Mounting optics or repairing the mistakes of DIYers constitutes a significant portion of employment for many general-work gunsmith shops. Here’s a quick list with six of the most common optics mounting errors that can land your firearm on the gunsmith’s bench.
Using the wrong tools
Many manufacturers have moved away from slotted screws for scope mounting, instead favoring Allen or Torx types. Using ill-fitting tools of these types—say a metric Allen wrench on an Imperial-size head that seems “close enough” in size—typically results in stripping the head receptacle. Slotted screws are still abundant, and only hollow-ground screwdrivers of proper fit should be used on gun screws. Using the wrong size blade or an automotive type screwdriver on these can damage the screw heads—and if overtightened, often ruins the slot completely upon attempting removal. A torque wrench also numbers among proper tools for scope mounting, addressed below.
Most optics mounting errors can be prevented by using the right tools: hollow ground screwdrivers, proper-size tool bits and a torque wrench or torque limiter.
Overtightening ring and base screws
This is the most common error in scope mounting. Overtightening results in snapped-off screws or stripped threads, and sometimes screw heads so damaged upon attempting removal that they are not reusable and may require drilling out. Ring and base screws need surprisingly little tightening; for most rifles, ring screws need be torqued to only 15 to 17 inch-pounds and base screws only 14 inch-pounds, or perhaps 20 inch-pounds for magnum rifles. Specific mount systems will deviate from this general rule, such as with Leupold’s Mark 4 style rings, for which the maker recommends 65 inch-pounds of torque, and screws/nuts holding optics to Picatinny or Weaver rails (about 20 to 25 inch-pounds) but the above values apply, again, to most optics mounting.
A torque wrench or torque limiter will preclude failed fastener problems.

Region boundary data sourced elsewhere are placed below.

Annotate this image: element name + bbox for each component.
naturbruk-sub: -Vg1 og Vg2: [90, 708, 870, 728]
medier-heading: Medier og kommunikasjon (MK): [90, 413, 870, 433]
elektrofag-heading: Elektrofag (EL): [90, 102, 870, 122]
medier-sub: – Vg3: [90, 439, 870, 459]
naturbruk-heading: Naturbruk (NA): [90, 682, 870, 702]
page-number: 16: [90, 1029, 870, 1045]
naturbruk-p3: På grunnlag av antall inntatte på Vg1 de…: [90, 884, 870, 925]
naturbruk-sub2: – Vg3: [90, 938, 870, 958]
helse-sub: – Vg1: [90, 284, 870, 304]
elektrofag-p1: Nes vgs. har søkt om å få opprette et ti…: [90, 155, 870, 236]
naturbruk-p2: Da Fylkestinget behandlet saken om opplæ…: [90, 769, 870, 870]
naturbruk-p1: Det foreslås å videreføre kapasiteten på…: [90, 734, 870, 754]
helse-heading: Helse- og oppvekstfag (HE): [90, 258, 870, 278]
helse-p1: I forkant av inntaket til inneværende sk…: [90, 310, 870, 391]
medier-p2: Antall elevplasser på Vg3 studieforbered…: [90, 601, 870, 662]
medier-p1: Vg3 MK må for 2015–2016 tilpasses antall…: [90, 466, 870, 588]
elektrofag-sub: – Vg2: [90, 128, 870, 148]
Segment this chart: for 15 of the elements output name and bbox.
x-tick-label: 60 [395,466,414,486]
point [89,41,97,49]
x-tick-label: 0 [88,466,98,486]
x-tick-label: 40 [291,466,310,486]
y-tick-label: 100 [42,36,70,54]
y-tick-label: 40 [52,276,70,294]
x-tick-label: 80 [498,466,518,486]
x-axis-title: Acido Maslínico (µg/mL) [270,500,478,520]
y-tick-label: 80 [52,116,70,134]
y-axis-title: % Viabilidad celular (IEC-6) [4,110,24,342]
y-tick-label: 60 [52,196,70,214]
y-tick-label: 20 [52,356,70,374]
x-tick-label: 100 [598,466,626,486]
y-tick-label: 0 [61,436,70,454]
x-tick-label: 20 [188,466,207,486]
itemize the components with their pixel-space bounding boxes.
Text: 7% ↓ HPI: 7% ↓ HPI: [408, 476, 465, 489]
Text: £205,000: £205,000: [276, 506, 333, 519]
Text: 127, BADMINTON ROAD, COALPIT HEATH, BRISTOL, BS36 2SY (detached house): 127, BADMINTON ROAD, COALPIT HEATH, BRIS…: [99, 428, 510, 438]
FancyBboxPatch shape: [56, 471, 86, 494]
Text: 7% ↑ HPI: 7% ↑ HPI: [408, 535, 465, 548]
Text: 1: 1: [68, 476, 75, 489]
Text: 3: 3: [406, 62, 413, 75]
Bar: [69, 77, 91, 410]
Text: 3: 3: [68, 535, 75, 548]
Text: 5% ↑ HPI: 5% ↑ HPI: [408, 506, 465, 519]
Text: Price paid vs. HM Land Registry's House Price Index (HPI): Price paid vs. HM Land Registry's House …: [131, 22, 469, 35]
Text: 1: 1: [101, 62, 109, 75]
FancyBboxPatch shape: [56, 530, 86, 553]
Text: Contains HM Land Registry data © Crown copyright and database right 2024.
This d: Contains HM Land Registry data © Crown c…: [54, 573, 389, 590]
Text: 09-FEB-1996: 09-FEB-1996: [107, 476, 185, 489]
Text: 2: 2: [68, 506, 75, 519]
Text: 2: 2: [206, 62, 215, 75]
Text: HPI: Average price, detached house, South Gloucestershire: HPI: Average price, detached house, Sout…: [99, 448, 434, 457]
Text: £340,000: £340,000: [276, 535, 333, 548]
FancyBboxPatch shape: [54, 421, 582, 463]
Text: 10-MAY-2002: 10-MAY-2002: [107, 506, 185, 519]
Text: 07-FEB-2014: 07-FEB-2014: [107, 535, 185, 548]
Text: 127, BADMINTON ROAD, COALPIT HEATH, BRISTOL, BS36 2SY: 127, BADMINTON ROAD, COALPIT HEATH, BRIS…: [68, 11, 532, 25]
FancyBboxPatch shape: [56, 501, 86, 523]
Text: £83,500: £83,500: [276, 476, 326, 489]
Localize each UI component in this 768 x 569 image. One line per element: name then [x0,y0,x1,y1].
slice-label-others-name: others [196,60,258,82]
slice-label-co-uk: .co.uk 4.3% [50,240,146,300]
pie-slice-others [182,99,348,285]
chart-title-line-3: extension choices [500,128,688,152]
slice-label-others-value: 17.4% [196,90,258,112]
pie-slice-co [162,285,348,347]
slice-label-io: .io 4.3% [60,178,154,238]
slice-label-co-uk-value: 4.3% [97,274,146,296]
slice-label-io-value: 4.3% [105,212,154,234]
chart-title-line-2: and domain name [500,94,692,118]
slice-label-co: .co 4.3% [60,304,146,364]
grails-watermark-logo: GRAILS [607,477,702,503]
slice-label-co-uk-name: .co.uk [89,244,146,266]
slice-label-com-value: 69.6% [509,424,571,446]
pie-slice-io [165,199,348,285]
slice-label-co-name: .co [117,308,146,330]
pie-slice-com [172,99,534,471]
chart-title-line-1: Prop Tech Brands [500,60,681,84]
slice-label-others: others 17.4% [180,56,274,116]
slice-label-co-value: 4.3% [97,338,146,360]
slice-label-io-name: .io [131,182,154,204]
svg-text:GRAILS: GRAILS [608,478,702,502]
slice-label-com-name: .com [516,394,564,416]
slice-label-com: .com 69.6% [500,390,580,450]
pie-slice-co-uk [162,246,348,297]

Thread locker on ring screws
For most rifles, thread locker—brand name “Loctite” for example—is not necessary on ring and base screws. Only the heaviest-recoiling rifles might justify thread locker on base screws, and then it should only be the blue, removable type. The red type is for permanently locking screws; combine red thread locker with overtightened screws, and when it comes time to remove a scope and bases, you’ve got a problem.
Rings not aligned
Rings out of alignment with each other applies unnecessary bending stress to the scope tube, which can affect its internal working parts and seals. Especially important to long-range competition rifles, any alignment error becomes magnified with distance, and a shooter may find an ostensible ⅛-inch windage or elevation adjustment at 100 yards becomes perhaps ⅜-inch at 600 yards and more at 1,000 yards. Alignment is checked with alignment rods, and can be adjusted with lapping, shimming and other methods. (See an example of scope ring alignment rods in the picture at the top of this article.)
Oiling rings/scope tube
It doesn’t make sense to lubricate two joining parts that you specifically don’t want to move. When rings fit properly to scope tubes, water intrusion between the two is unlikely, but cheaper ring/scope combos may not fit so well. If you feel you must have a corrosion preventative between rings and scope tube, apply a preservative type oil and then wipe it off completely with a dry cloth before assembling. There’s enough left behind to do the job.
Base screws too long
Receiver screw holes for scope bases on a great many firearms are typically drilled and tapped all the way through, into the channel where the bolt rides. Base screw length, then, is critical. It must be long enough to engage all the threads in the screw hole for proper grip, but not so long as to interfere with the movement of the bolt. Occasionally, rifles come to the shop with stiff or immovable bolts caused by a too-long screw protruding into the bolt channel.
Too-long base screws will interfere with bolt travel.
Any DIY-inclined person can properly mount optics with a bit of knowledge and the correct tools. Utilizing both can prevent frustration, problems and downtime at the gunsmith.